Britain’s departure from the European Union represents an interesting value proposition for far eastern property buyers looking to enter the prime London market
In November, the Bank of England published a report predicting that Brexit could “lead to house prices falling by close to 30%”. Combined with a weakened sterling, this creates an ideal climate for value-conscious international buyers looking to invest in British property, particularly within the market’s luxury segment.
For no demographic is this truer than Far Eastern buyers, as fraying political relations with President Trump have made more and more overseas investors look to London in favour of state-side investment opportunities. And for those with a preference towards bricks and mortar, there is no time like to present to stake a claim on a piece of London’s property market.
GBP to USD Dollar Exchange Rate
This May saw the British Sterling remain at a four-month low against the Dollar and a three-month low against the Euro.
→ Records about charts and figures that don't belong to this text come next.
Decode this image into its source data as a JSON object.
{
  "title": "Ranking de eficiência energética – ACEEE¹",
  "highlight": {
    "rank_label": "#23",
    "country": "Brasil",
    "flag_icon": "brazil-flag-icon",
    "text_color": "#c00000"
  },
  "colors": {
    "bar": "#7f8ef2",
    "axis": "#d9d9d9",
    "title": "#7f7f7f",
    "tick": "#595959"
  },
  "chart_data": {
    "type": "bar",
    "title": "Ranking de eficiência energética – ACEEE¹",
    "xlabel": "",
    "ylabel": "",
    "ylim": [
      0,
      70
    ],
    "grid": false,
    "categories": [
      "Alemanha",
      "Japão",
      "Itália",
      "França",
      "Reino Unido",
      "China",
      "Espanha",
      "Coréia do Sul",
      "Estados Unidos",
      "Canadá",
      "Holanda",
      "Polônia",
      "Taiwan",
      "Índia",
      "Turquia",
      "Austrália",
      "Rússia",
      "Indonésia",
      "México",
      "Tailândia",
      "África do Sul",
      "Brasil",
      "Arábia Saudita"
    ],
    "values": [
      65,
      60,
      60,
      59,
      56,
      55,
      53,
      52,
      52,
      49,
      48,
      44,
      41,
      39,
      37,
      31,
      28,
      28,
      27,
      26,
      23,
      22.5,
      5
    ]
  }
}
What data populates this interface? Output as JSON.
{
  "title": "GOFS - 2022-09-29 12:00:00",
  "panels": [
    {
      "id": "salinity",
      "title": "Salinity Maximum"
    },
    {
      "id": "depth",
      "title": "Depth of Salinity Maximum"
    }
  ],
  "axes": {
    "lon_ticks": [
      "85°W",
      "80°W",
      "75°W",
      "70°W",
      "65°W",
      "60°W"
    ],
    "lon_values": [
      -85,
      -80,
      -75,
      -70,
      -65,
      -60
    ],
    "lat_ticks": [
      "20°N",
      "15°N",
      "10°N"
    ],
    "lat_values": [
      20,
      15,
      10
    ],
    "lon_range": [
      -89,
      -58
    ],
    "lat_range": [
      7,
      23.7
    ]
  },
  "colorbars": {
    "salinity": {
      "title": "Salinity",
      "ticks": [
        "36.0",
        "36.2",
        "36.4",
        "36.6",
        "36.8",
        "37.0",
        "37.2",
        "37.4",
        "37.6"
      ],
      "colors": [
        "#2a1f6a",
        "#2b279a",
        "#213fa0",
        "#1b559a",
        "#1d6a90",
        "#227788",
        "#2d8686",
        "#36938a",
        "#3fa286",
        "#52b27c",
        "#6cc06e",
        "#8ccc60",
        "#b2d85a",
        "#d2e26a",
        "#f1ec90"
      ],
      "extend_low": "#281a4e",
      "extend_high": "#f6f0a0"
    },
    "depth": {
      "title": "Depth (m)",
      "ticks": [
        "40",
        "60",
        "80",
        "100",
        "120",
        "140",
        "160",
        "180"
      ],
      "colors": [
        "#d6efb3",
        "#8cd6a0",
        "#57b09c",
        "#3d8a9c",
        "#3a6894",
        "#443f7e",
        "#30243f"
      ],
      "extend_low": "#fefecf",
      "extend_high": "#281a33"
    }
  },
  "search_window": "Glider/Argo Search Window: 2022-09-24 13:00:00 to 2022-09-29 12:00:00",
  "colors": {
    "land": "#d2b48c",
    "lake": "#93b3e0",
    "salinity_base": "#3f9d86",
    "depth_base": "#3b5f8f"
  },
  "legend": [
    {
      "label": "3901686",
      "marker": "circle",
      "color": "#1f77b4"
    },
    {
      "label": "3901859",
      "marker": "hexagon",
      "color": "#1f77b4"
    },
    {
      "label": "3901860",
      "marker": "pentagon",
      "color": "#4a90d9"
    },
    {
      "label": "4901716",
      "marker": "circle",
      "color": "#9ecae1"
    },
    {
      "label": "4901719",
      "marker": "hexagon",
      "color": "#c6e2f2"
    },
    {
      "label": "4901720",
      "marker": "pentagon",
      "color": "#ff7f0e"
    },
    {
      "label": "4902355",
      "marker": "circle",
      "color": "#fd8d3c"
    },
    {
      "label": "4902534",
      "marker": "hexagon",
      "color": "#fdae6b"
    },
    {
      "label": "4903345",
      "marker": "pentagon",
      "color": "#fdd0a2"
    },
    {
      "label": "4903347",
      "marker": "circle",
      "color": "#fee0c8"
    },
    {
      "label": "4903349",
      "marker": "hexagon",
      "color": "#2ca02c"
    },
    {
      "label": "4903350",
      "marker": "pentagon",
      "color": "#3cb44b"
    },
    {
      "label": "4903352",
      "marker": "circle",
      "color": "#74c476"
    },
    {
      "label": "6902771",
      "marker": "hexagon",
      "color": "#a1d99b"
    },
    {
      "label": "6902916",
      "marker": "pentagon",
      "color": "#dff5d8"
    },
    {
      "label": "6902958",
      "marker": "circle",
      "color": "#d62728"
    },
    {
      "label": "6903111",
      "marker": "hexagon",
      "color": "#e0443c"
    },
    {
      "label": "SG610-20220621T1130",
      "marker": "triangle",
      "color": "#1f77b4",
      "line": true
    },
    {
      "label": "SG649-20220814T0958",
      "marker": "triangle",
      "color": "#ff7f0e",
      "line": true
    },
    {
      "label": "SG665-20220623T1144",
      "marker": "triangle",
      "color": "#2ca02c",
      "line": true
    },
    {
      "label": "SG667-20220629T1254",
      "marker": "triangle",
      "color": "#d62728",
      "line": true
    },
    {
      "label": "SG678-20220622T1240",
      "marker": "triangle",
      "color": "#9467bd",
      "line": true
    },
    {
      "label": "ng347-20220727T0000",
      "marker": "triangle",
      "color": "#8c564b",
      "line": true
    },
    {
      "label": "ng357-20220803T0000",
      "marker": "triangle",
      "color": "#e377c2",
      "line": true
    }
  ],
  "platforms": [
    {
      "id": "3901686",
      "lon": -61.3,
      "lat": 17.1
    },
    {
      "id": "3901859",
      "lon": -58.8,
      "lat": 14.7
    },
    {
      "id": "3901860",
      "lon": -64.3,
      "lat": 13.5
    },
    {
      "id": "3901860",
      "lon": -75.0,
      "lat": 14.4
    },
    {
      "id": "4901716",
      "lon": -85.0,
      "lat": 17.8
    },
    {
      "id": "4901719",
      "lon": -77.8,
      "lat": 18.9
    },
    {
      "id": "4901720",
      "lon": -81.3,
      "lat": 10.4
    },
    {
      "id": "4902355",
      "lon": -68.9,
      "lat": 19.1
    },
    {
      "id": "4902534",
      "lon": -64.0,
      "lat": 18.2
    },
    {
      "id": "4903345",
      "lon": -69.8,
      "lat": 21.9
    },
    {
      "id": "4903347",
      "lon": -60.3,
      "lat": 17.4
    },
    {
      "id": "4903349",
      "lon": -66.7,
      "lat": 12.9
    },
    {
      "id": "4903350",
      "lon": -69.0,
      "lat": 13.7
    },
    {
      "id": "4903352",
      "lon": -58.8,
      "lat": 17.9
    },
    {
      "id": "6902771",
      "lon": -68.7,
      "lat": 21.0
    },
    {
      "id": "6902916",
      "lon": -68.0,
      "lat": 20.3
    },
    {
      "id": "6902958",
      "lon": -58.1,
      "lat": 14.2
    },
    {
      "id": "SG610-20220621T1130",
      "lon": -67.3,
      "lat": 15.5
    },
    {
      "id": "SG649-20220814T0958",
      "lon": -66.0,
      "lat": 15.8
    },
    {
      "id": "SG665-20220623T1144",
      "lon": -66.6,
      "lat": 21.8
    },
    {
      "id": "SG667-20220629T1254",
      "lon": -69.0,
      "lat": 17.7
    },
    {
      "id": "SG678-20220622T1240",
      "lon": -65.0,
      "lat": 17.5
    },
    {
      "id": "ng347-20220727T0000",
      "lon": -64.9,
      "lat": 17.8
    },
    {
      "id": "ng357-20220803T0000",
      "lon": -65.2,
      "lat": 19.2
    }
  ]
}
A fall that significantly lowers the bar for entry into the UK market, particularly for those in the Far East, allowing them ample opportunity to access a once walled off investment opportunity.
The real-world impact of recent developments is plain to see, as interest from prospective buyers in the £10 million and above bracket was 7% higher in Q3 of 2018 compared to the same period in 2017.
Prime Property & Higher Education
Among this newfound group of Far Eastern investors are a number of parents eager to enlist their children in the UK’s outstanding higher education program. This comes as little surprise. Historically, education is of great importance in China, hence families will often spare no expense when it comes to ensuring that their children attend only the finest universities. Naturally, with the demand for world-class education comes a growing demand for new residences within easy reach of a student’s institution of choice. According to the Mayor of London, Boris Johnson, the capital could potentially have a denser population of Chinese students than any other foreign city.
Moving forward, this trend is unlikely to change. Chinese students not only have an impressive track record when it comes to academic performance but contribute around £2 billion to the British economy, meaning British institutions will continue to welcome these new entrants, even investing in graduation ceremonies held in Beijing and Shanghai for their convenience.
President Trump’s Trade War
This trend has seen increasing prominence in the wake of ongoing trade tensions with the US, amid concerns that Chinese students no longer feel as welcome in American institutions like Harvard and Princeton. Commentators predict that UK universities while likely be receiving record-breaking numbers of students from China.
London is exceptionally well prepared for these new enrolments. Prospective students have a wealth of housing choices, ranging from purpose-built student accommodation to private apartments like Pinks Mews, which are within walking distance of leading universities.